Après quoi les collectivités disposeront d'un mois pour prendre une délibération modificative de leur demande, afin d'intégrer le résultat de la concertation si celle-ci s'est conclue accord.

L'État disposera alors d'un mois pour décider de la répartition des routes entre les collectivités et lui-même. Pour ce faire, il prendra notamment en considération le résultat de la concertation, la cohérence des itinéraires et des moyens dédiés à la gestion de ces routes.

C'est à ce moment-là qu'il examinera les situations telles que celle que vous décrivez : si des routes traversent plusieurs départements, il se prononcera en fonction de la typologie du trafic qu'elles supportent et des collectivités volontaires ou non pour les reprendre.

Le droit à compensation des charges d'investissement transférées sera égal à la moyenne des dépenses actualisées constatées sur une période d'au moins cinq ans précédant le transfert des compétences. Quant au droit à compensation des charges de fonctionnement transférées, il sera égal à la moyenne des dépenses actualisées constatées sur une période maximale de trois ans précédant le transfert des compétences.

M. le président. La parole est à M. Pascal Brindeau.

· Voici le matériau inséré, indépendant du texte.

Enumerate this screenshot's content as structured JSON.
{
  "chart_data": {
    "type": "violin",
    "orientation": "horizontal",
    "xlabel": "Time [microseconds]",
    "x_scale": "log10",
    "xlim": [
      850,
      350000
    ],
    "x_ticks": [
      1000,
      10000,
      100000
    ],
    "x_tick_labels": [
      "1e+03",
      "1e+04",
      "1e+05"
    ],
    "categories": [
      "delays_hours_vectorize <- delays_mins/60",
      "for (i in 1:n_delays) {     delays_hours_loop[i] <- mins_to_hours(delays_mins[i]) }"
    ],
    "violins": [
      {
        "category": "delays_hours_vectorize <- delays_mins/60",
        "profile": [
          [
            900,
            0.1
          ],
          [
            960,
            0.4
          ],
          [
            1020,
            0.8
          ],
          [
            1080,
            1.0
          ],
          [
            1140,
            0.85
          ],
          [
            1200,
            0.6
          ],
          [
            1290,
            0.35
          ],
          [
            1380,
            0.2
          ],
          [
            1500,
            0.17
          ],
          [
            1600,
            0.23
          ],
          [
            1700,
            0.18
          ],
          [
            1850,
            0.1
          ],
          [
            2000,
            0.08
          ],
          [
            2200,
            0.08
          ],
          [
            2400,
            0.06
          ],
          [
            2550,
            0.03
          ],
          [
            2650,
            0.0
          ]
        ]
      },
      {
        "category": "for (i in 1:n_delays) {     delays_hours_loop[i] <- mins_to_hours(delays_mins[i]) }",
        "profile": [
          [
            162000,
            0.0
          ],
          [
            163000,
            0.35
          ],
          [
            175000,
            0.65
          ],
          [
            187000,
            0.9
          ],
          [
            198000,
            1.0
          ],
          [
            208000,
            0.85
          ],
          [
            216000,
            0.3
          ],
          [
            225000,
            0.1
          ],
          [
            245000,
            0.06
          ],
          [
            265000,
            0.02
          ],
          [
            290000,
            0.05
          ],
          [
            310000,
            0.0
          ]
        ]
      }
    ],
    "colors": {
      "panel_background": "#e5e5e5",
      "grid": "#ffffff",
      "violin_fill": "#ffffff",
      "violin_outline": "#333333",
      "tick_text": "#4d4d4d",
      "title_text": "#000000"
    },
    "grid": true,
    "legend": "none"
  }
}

M. Pascal Brindeau. D'un mot, je remercie le secrétaire d'État pour la précision de sa réponse sur les conditions de transfert de la gestion des routes. Je prends bonne note du délai de six mois dont disposent les collectivités qui souhaitent délibérer en ce sens et des deux mois de concertation qui peuvent faire suite aux demandes, ainsi que la règle des cinq ans qui préside au calcul des droits à compensation des charges d'investissements transférées de l'État vers les collectivités territoriales. J'en référerai au président du conseil départemental du Loir-et-Cher, qui devrait être satisfait de cette réponse.